Susan Rice in 1986 book: Make white students learn black history
Charles C. Johnson
11/29/2012


In a 1986 book by U.S. Ambassador to the United Nations Susan Rice, the future diplomat argued for the aggressive inclusion of a black history curriculum in American schools, claiming that its omission had “crippling effects” by “providing a child with no more than … a white interpretation of reality.”

The 86-page book, “A History Deferred,” served as a guide for secondary and elementary school teachers wanting to teach “Black Studies,” and was published by the Black Student Fund, an advocacy group where Rice had an internship.

“Susan’s interest in the study of Black history evolved from her desire to learn more about the experiences and achievements of her own people,” notes the preface.

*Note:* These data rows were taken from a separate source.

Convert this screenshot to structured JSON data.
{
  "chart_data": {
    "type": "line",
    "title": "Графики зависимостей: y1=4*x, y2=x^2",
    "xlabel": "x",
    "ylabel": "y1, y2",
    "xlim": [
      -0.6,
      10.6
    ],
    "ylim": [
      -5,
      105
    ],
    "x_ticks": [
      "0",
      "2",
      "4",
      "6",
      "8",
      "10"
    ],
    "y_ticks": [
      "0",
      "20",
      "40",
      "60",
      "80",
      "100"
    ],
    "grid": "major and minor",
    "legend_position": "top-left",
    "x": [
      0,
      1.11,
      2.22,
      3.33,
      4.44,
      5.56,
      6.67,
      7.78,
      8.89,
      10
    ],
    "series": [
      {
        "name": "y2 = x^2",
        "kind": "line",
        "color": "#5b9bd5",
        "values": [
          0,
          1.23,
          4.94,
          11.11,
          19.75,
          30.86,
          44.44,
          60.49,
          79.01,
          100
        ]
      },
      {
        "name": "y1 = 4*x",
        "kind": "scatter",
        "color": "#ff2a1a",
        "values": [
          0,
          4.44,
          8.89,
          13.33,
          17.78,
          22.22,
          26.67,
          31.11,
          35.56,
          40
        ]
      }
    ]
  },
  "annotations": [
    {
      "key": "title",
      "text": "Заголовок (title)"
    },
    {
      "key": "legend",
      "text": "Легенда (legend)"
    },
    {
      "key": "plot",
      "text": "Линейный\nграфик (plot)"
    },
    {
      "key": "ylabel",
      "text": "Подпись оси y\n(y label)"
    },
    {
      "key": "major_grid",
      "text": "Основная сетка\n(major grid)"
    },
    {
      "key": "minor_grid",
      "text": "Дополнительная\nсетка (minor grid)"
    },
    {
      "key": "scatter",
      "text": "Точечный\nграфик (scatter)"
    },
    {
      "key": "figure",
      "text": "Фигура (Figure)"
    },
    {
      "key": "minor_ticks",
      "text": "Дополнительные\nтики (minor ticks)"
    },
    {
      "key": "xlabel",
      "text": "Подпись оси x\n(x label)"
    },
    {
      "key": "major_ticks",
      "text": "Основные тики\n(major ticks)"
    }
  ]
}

Central to the book’s ambition was reclaiming lost black achievements and giving black children pride in their history. In that vein, Rice lists black achievements in “Literature,” “the Arts,” “the Music [sic]” and “Public Service” to present an Afrocentric view of U.S. history.

This was necessary, Rice noted in her book’s foreword, because most students were “taught American history, literature, art, drama, and music largely from a white, western European perspective. As a result, their grasp of the truth, of reality, is tainted by a myopia of sorts.”
“American history cannot be understood fully or evaluated critically without ample study of Black history,” Rice added.

Rice wrote her undergraduate senior thesis under Clayborne Carson, a Stanford history professor who teaches “Comparative Studies in Race and Ethnicity,” about the experiences of black southerners who worked in Oakland’s shipyards during World War II.



Like Carson, Rice saw a political component in Black Studies, writing that the “absence or cursory coverage of Black history, literature, and culture reinforces pernicious and pervasive social perceptions of Black Americans.”